Results: All solutions were clear in appearance and no color change or precipitation was observed during the study. For tobramycin, under refrigeration, a mean of 94.6% +/- 2.3% of the initial concentration remained at 336 hours (14 days); at room temperature, 90.5% +/- 4.3% remained at 168 hours (7 days); at body temperature, 90.0% +/- 8.1% remained at 24 AG-881 hours. For ceftazidime, under refrigeration, a mean of 98.0% +/- 0.3% of the initial concentration remained at 168 hours (7 days); at room temperature, 91.6% +/- 2.0% remained at 48 hours; at body temperature, 93.9% +/- 1.1% remained at 8 hours. Stability was not assessed beyond these respective time points.
Conclusion: Premixed tobramycin-icodextrin PD solution remains stable for 336 hours (14 days) when refrigerated (4 degrees C) and for 168 hours (7 days) at room temperature (25 degrees C). Ceftazidime-icodextrin PD solution is stable for 168 hours and 48 hours, respectively, when stored at 4 degrees C and 25 degrees C. It is BMS-777607 chemical structure recommended that the bags be kept refrigerated
whenever possible. Tobramycin-icodextrin solution stored at body temperature was stable up to 24 hours, and ceftazidime-icodextrin solutions up to 8 hours, permitting the practice of pre-warming solutions prior to administration.”

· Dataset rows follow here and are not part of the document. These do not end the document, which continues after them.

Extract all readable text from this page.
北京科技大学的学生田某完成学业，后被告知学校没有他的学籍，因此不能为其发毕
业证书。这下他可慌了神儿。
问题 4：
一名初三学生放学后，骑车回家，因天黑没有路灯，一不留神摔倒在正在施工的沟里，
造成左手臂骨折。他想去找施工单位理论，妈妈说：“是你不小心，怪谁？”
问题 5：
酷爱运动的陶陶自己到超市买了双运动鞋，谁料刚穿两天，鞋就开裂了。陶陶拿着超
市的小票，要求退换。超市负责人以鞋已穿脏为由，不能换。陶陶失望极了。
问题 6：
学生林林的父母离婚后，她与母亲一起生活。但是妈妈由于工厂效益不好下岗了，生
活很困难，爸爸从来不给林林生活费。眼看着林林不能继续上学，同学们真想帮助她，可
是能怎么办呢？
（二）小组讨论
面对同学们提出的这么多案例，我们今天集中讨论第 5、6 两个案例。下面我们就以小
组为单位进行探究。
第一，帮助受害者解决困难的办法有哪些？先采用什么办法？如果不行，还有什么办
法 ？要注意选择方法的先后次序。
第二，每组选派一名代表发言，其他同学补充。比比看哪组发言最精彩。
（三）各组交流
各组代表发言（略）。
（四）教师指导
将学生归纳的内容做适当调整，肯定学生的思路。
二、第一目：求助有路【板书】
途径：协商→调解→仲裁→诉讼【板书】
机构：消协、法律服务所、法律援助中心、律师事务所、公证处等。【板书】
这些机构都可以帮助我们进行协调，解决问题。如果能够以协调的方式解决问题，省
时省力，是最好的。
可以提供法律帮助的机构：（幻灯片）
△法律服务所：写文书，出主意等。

“Introduction: Calcific uremic arteriolopathy (CUA), also known as calciphylaxis, is a rare disease most frequently occurring
in patients with advanced chronic kidney disease (CKD). The clinical picture is typically characterized by very painful skin lesions and ulcerations following calcification and occlusion of small cutaneous arterioles. CUA is life-threatening due to infections and concomitant cardiovascular diseases.
Methods: We performed a literature search for the terms calciphylaxis and calcific uremic arteriolopathy and summarized current state-of-the-art knowledge about pathophysiology, clinical picture, course of the disease, as well as treatment options. We have filled out the literature data with our personal treatment experiences.
Results: A combination Panobinostat of various local and systemic risk factors are necessary to cause the development of calciphylaxis. This pathophysiological cascade is still incompletely understood. Patients with advanced CKD and dialysis patients are especially at risk to develop CUA. Regarding therapy, no randomized prospective trials are available, and treatment is rather based on pathophysiological considerations as well as on evidence derived from case reports or case series. Therapy focuses on optimized dialysis treatment, control of chronic kidney disease-mineral and bone disorder parameters, experimental anticalcification strategies and wound care.